Há quem defenda que os visados devessem ser julgados e a partir daí condenados ou absolvidos, o que seria aceitável ou o recomendável, mas por outro lado, não interessa ter os nossos estabelecimentos penitenciários superlotados principalmente com estrangeiros o que acarretaria altos custos para o Estado. O interesse nacional neste caso falou mais alto e era necessária a tomada de uma decisão política e assim sucedeu. Noutro domínio, enalteço a transferência de 157 famílias que residiam na zona da Boavista, num cenário de risco, tendo sido conduzidas para o projeto Maye-Maye em Cacuaco e realojadas em habitações condignas. Apesar da necessidade urgente da construção de infraestruturas de apoio naquela localidade, foi certamente motivo de regozijo para aquelas famílias que viviam em condições desumanas. Espero que a partir deste momento continuem a ser acompanhadas pelas estruturas de apoio do Estado atribuindo-lhes o acompanhamento social adequado.

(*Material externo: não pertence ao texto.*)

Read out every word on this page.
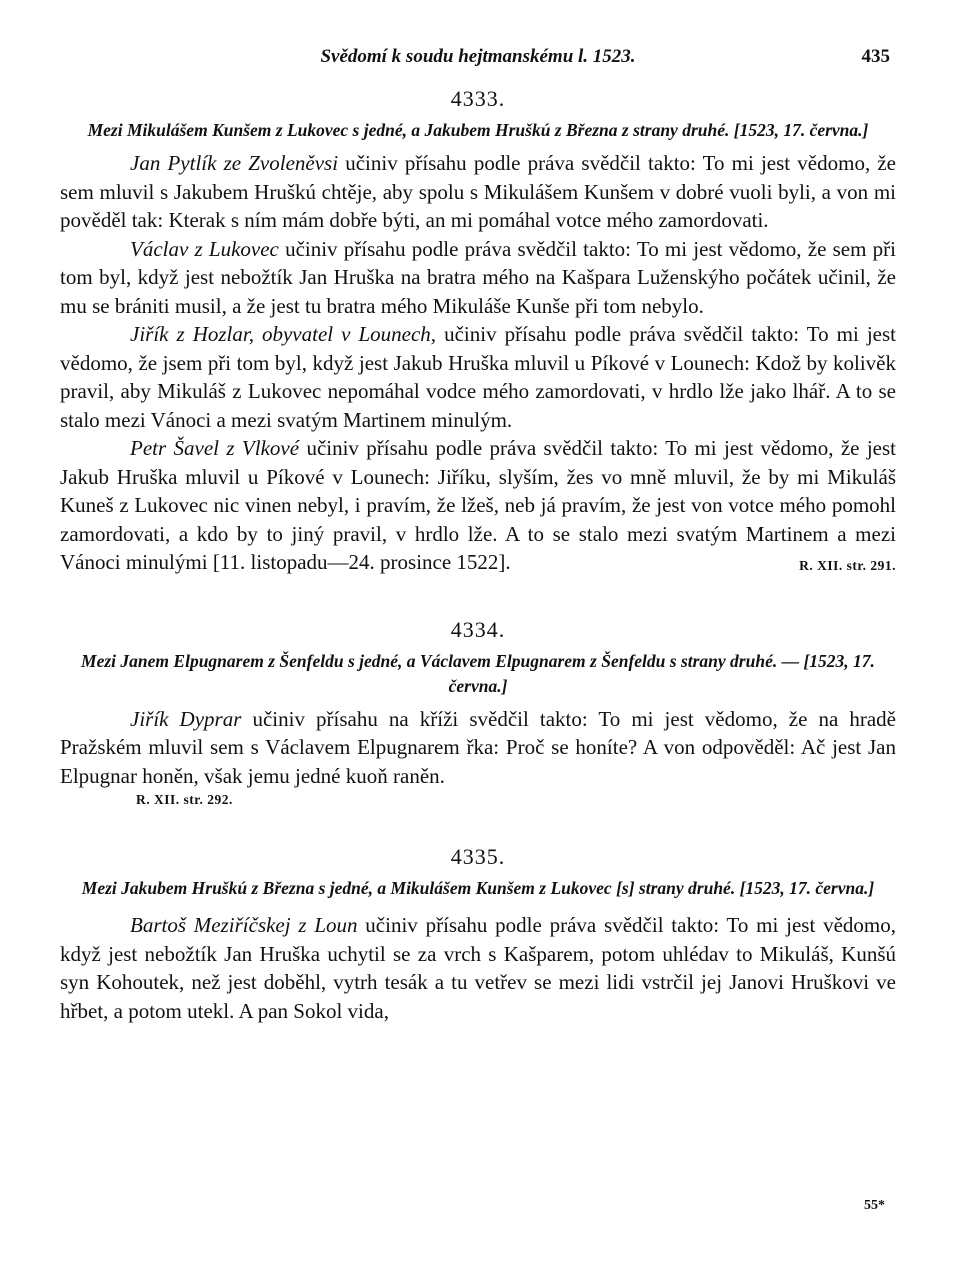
Svědomí k soudu hejtmanskému l. 1523.	435
4333.
Mezi Mikulášem Kunšem z Lukovec s jedné, a Jakubem Hruškú z Března z strany druhé. [1523, 17. června.]

Jan Pytlík ze Zvoleněvsi učiniv přísahu podle práva svědčil takto: To mi jest vědomo, že sem mluvil s Jakubem Hruškú chtěje, aby spolu s Mikulášem Kunšem v dobré vuoli byli, a von mi pověděl tak: Kterak s ním mám dobře býti, an mi pomáhal votce mého zamordovati.

Václav z Lukovec učiniv přísahu podle práva svědčil takto: To mi jest vědomo, že sem při tom byl, když jest nebožtík Jan Hruška na bratra mého na Kašpara Luženskýho počátek učinil, že mu se brániti musil, a že jest tu bratra mého Mikuláše Kunše při tom nebylo.

Jiřík z Hozlar, obyvatel v Lounech, učiniv přísahu podle práva svědčil takto: To mi jest vědomo, že jsem při tom byl, když jest Jakub Hruška mluvil u Píkové v Lounech: Kdož by kolivěk pravil, aby Mikuláš z Lukovec nepomáhal vodce mého zamordovati, v hrdlo lže jako lhář. A to se stalo mezi Vánoci a mezi svatým Martinem minulým.

Petr Šavel z Vlkové učiniv přísahu podle práva svědčil takto: To mi jest vědomo, že jest Jakub Hruška mluvil u Píkové v Lounech: Jiříku, slyším, žes vo mně mluvil, že by mi Mikuláš Kuneš z Lukovec nic vinen nebyl, i pravím, že lžeš, neb já pravím, že jest von votce mého pomohl zamordovati, a kdo by to jiný pravil, v hrdlo lže. A to se stalo mezi svatým Martinem a mezi Vánoci minulými [11. listopadu—24. prosince 1522].	R. XII. str. 291.

4334.
Mezi Janem Elpugnarem z Šenfeldu s jedné, a Václavem Elpugnarem z Šenfeldu s strany druhé. — [1523, 17. června.]

Jiřík Dyprar učiniv přísahu na kříži svědčil takto: To mi jest vědomo, že na hradě Pražském mluvil sem s Václavem Elpugnarem řka: Proč se honíte? A von odpověděl: Ač jest Jan Elpugnar honěn, však jemu jedné kuoň raněn.

R. XII. str. 292.
4335.
Mezi Jakubem Hruškú z Března s jedné, a Mikulášem Kunšem z Lukovec [s] strany druhé. [1523, 17. června.]

Bartoš Meziříčskej z Loun učiniv přísahu podle práva svědčil takto: To mi jest vědomo, když jest nebožtík Jan Hruška uchytil se za vrch s Kašparem, potom uhlédav to Mikuláš, Kunšú syn Kohoutek, než jest doběhl, vytrh tesák a tu vetřev se mezi lidi vstrčil jej Janovi Hruškovi ve hřbet, a potom utekl. A pan Sokol vida,

55*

Ainda do ponto de vista social, encaro com muita preocupação a subida de números de mortos devido a COVID-19 que atingiu o número recorde de 18 óbitos num só dia pela primeira vez. Na arena internacional, destaco o banho de multidão que recebeu Marcelo Rebelo de Sousa, Presidente de Portugal à chegada a Guiné Bissau. Marcelo “Tio Celito” como é carinhosamente chamado por cá. Um homem verdadeiramente carismático e sem sombra de dúvidas uma figura consensual, dado os posicionamentos assumidos e a disponibilidade que demonstra em colaborar para a integração dos emigrantes oriundos de África, das minorias étnicas e dos mais desfavorecidos em Portugal e da vontade inegável de congregar os povos de língua portuguesa, através de acções e por via de discursos que apelam constantemente a unidade e a união entre Portugal e os PALOP.

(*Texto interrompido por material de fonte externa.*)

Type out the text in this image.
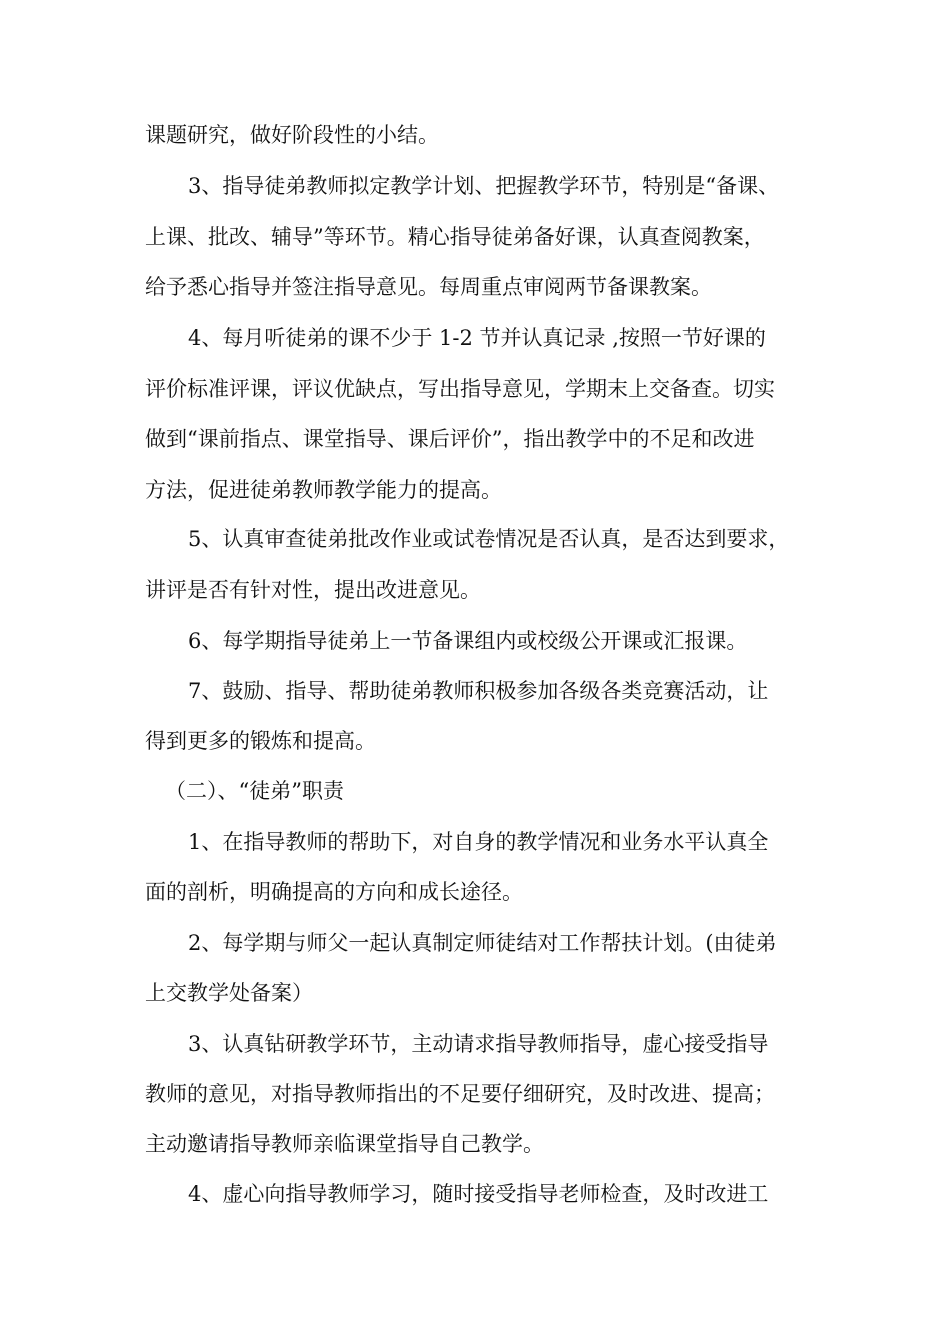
课题研究，做好阶段性的小结。
3、指导徒弟教师拟定教学计划、把握教学环节，特别是“备课、
上课、批改、辅导”等环节。精心指导徒弟备好课，认真查阅教案，
给予悉心指导并签注指导意见。每周重点审阅两节备课教案。
4、每月听徒弟的课不少于 1-2 节并认真记录 ,按照一节好课的
评价标准评课，评议优缺点，写出指导意见，学期末上交备查。切实
做到“课前指点、课堂指导、课后评价”，指出教学中的不足和改进
方法，促进徒弟教师教学能力的提高。
5、认真审查徒弟批改作业或试卷情况是否认真，是否达到要求，
讲评是否有针对性，提出改进意见。
6、每学期指导徒弟上一节备课组内或校级公开课或汇报课。
7、鼓励、指导、帮助徒弟教师积极参加各级各类竞赛活动，让
得到更多的锻炼和提高。
（二）、“徒弟”职责
1、在指导教师的帮助下，对自身的教学情况和业务水平认真全
面的剖析，明确提高的方向和成长途径。
2、每学期与师父一起认真制定师徒结对工作帮扶计划。(由徒弟
上交教学处备案）
3、认真钻研教学环节，主动请求指导教师指导，虚心接受指导
教师的意见，对指导教师指出的不足要仔细研究，及时改进、提高；
主动邀请指导教师亲临课堂指导自己教学。
4、虚心向指导教师学习，随时接受指导老师检查，及时改进工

Lamento o reacendimento do conflito entre Israel e o Hammas na Palestina e uma mais vez o silêncio ensurdecedor da comunidade internacional, que assiste impavidamente a mais uma onda criminosa de ataques dos israelitas, em relação ao povo sofredor da palestina, que há mais de sete décadas sofre a invasão cruel e desproporcional e vai assistindo ao crescimento ilegal do território de Israel que ocupou desde o momento da sua implantação naquele território uma área várias vezes superior, a do território a si originalmente destinado, em manifesto desrespeito às normas de Direito Internacional. Foi bastante confrangedor assistir ao cenário inacreditável de violência e destruição causado pelos ataques, adentrando em nossas casas por via da televisão, onde assistimos em directo o poder da destruição, por via de um bombardeamento israelita, que teve como alvo a agência internacional de notícias Al Jazeera situada em Gaza, tendo destruído a sua sede.

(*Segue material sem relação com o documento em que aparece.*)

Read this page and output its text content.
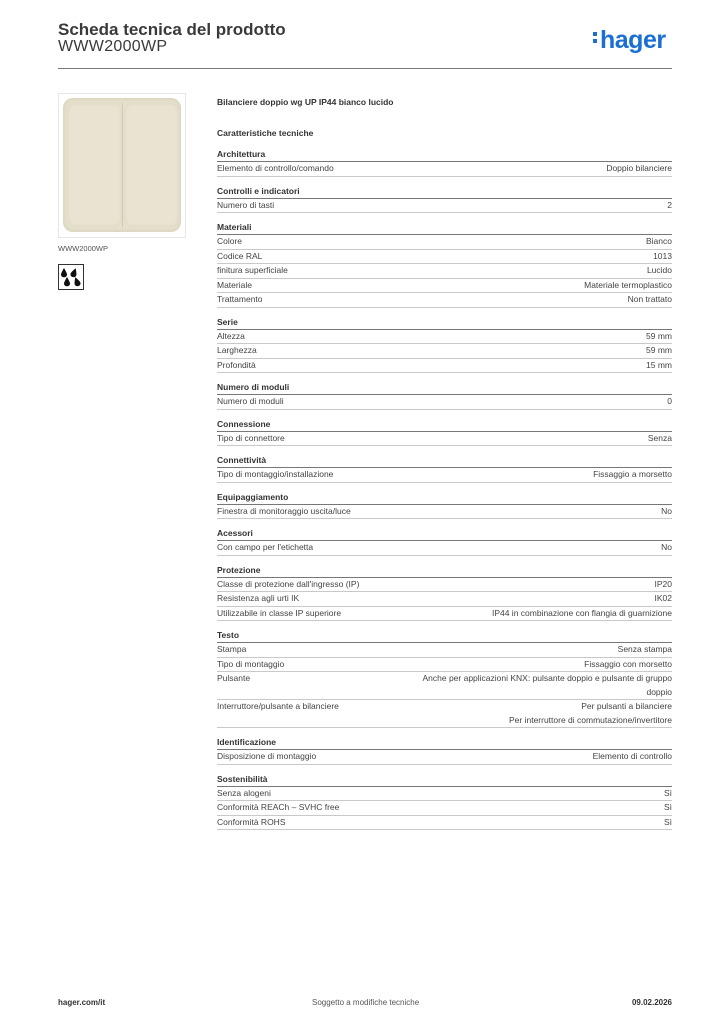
Scheda tecnica del prodotto
WWW2000WP	hager
WWW2000WP
Bilanciere doppio wg UP IP44 bianco lucido
Caratteristiche tecniche
Architettura
Elemento di controllo/comando	Doppio bilanciere
Controlli e indicatori
Numero di tasti	2
Materiali
Colore	Bianco
Codice RAL	1013
finitura superficiale	Lucido
Materiale	Materiale termoplastico
Trattamento	Non trattato
Serie
Altezza	59 mm
Larghezza	59 mm
Profondità	15 mm
Numero di moduli
Numero di moduli	0
Connessione
Tipo di connettore	Senza
Connettività
Tipo di montaggio/installazione	Fissaggio a morsetto
Equipaggiamento
Finestra di monitoraggio uscita/luce	No
Acessori
Con campo per l'etichetta	No
Protezione
Classe di protezione dall'ingresso (IP)	IP20
Resistenza agli urti IK	IK02
Utilizzabile in classe IP superiore	IP44 in combinazione con flangia di guarnizione
Testo
Stampa	Senza stampa
Tipo di montaggio	Fissaggio con morsetto
Pulsante	Anche per applicazioni KNX: pulsante doppio e pulsante di gruppo
doppio
Interruttore/pulsante a bilanciere	Per pulsanti a bilanciere
Per interruttore di commutazione/invertitore
Identificazione
Disposizione di montaggio	Elemento di controllo
Sostenibilità
Senza alogeni	Sì
Conformità REACh – SVHC free	Sì
Conformità ROHS	Sì
hager.com/it	Soggetto a modifiche tecniche	09.02.2026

Por último, deixo uma reflexão do Arcebispo de Saurimo, Dom José Imbamba, que atesta a sua visão crítica em relação a nossa sociedade, que apesar de ter sido escrita há quase duas décadas permanece actual e urge o encontro de soluções para os males que nos afligem enquanto sociedade. “Para a doença grave, como a que nos aflige, impõe-se uma terapia de choque, uma cura forte: urge uma moral forte e não uma moral permissiva; é necessária a moral da virtude e não a imoralidade do vício. Só uma moral forte torna forte a cultura do homem. O impulso ético que conduz o homem, como alma e como espírito, é necessariamente um impulso árduo e empenhativo. Sem sacrifício nunca seremos homens autênticos, homens virtuosos, e sem virtude nunca seremos cidadãos honestos, não poderá existir convivência social pacífica nem se há de conseguir edificar aquela sociedade perfeita que deve ser o Estado”.